In finding derivatives with trigonometric substitutions how to identify when to substitute x with Cos Theta , or Tan Theta? . I tried to form following rule, please help me improve of correct " Always use x = Cos Theta unless you see a term with Positive X^2 or a Negative X2 in denominator below a numerator containing 2x or 3x " . Please help me improve above rule.
Answers
Answer:
Actually it is not necessary to consider cos© whenever you see an x^2.
For example y=(3x^2+1)^(1/3) can be differentiated using the basic formula
d/dx of (ax+b)^n= {n(ax+b)^(n-1) } . d/dx of (ax+b)
Similarly, y=ln {x-√(x^2-1)} can be differentiated by using usual formulas.
But in case of inverse trigonometric function you need to substitute x with such a ratio which will give you an advantage(you must know necessary trigonometric formulas).

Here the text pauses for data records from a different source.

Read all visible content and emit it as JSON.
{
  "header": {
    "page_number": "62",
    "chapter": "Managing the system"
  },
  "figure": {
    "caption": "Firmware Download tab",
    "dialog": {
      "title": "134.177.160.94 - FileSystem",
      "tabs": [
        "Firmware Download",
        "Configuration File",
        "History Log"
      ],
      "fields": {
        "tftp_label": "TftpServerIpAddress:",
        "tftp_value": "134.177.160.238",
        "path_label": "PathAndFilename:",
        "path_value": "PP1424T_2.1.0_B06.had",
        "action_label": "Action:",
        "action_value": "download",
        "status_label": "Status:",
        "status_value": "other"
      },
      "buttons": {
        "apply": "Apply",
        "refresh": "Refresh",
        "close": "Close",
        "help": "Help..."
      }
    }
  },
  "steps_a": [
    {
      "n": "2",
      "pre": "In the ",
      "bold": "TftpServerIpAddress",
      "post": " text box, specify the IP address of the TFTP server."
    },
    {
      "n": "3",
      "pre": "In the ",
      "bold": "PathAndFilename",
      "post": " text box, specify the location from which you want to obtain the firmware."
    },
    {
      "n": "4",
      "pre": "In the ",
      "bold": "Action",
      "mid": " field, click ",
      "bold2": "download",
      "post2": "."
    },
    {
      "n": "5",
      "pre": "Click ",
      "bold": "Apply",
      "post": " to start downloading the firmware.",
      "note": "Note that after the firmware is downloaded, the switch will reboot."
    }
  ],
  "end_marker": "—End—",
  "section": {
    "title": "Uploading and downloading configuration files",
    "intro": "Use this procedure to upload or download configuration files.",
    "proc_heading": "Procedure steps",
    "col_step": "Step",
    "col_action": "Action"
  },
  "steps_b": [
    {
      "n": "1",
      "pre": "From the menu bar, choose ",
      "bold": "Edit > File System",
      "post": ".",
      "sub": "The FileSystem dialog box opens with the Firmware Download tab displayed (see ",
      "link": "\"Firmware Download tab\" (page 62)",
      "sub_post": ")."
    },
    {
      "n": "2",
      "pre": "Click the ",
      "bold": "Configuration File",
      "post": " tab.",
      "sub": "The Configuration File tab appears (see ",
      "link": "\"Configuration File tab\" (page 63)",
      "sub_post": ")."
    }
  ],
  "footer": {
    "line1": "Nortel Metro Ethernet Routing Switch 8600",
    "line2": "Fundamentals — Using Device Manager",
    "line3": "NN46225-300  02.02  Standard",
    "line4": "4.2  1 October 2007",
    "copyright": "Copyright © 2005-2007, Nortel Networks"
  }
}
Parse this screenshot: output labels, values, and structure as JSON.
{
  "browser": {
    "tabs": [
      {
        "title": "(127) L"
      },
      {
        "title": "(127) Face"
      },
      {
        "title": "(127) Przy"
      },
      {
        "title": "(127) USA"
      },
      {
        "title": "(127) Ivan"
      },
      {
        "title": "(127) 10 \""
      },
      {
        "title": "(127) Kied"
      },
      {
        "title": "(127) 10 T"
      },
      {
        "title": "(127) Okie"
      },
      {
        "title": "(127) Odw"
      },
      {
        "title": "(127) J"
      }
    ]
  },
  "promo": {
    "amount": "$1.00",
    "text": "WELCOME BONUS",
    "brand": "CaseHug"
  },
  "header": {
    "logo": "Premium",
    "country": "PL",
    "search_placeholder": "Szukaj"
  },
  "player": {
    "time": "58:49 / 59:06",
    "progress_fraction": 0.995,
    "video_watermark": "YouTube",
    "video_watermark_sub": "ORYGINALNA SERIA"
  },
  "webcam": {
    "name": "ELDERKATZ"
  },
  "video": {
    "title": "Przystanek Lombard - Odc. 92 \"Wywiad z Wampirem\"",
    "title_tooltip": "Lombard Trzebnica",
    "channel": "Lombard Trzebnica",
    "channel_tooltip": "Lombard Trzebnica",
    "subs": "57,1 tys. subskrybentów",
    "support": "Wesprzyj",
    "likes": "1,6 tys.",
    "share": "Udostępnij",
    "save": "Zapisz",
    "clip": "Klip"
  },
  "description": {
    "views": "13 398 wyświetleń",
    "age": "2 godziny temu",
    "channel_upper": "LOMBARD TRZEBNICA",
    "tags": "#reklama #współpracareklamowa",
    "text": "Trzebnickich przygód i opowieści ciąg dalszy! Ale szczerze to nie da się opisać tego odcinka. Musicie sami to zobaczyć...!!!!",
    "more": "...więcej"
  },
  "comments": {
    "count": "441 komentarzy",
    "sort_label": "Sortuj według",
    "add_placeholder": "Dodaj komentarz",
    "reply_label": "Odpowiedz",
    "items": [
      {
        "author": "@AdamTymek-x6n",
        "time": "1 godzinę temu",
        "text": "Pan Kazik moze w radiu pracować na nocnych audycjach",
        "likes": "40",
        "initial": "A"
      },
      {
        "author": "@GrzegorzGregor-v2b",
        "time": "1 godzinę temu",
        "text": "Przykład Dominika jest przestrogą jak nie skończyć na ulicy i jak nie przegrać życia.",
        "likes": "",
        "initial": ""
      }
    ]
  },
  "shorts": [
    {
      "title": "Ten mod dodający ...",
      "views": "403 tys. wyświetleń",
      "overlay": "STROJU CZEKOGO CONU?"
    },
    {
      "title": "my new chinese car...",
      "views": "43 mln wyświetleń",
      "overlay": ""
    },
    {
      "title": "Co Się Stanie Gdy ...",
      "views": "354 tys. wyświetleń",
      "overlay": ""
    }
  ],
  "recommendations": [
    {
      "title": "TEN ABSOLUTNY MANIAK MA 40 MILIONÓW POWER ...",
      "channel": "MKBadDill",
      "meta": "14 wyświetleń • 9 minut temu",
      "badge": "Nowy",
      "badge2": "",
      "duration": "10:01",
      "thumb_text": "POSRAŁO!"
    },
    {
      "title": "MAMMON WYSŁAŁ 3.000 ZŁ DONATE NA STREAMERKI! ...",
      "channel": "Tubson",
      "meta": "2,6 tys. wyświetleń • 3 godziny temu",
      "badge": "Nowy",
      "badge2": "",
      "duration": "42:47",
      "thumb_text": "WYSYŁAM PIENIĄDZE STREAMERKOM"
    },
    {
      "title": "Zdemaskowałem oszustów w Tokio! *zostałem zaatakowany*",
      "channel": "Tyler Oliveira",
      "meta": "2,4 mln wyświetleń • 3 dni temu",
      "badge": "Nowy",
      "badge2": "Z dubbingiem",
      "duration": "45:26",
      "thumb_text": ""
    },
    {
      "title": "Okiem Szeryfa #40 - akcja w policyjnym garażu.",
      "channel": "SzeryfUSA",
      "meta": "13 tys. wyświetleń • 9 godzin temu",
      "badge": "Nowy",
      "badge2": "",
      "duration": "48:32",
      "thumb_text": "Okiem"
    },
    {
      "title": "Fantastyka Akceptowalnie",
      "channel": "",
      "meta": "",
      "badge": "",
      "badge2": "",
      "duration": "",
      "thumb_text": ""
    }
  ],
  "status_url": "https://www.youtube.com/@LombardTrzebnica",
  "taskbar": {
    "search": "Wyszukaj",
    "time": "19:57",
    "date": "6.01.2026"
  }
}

Such as
d/dx ( cos inverse (2x√(1-x^2)))
Here you can substitute x with cos© or sin©. For both cases the answer will be same but sign will be different .
If the function is tan inverse something then sometimes you can solve it without substitution, only by using the formula :
tan inverse {(a+b)/(1-ab)}= tan inverse (a) + tan inverse (b)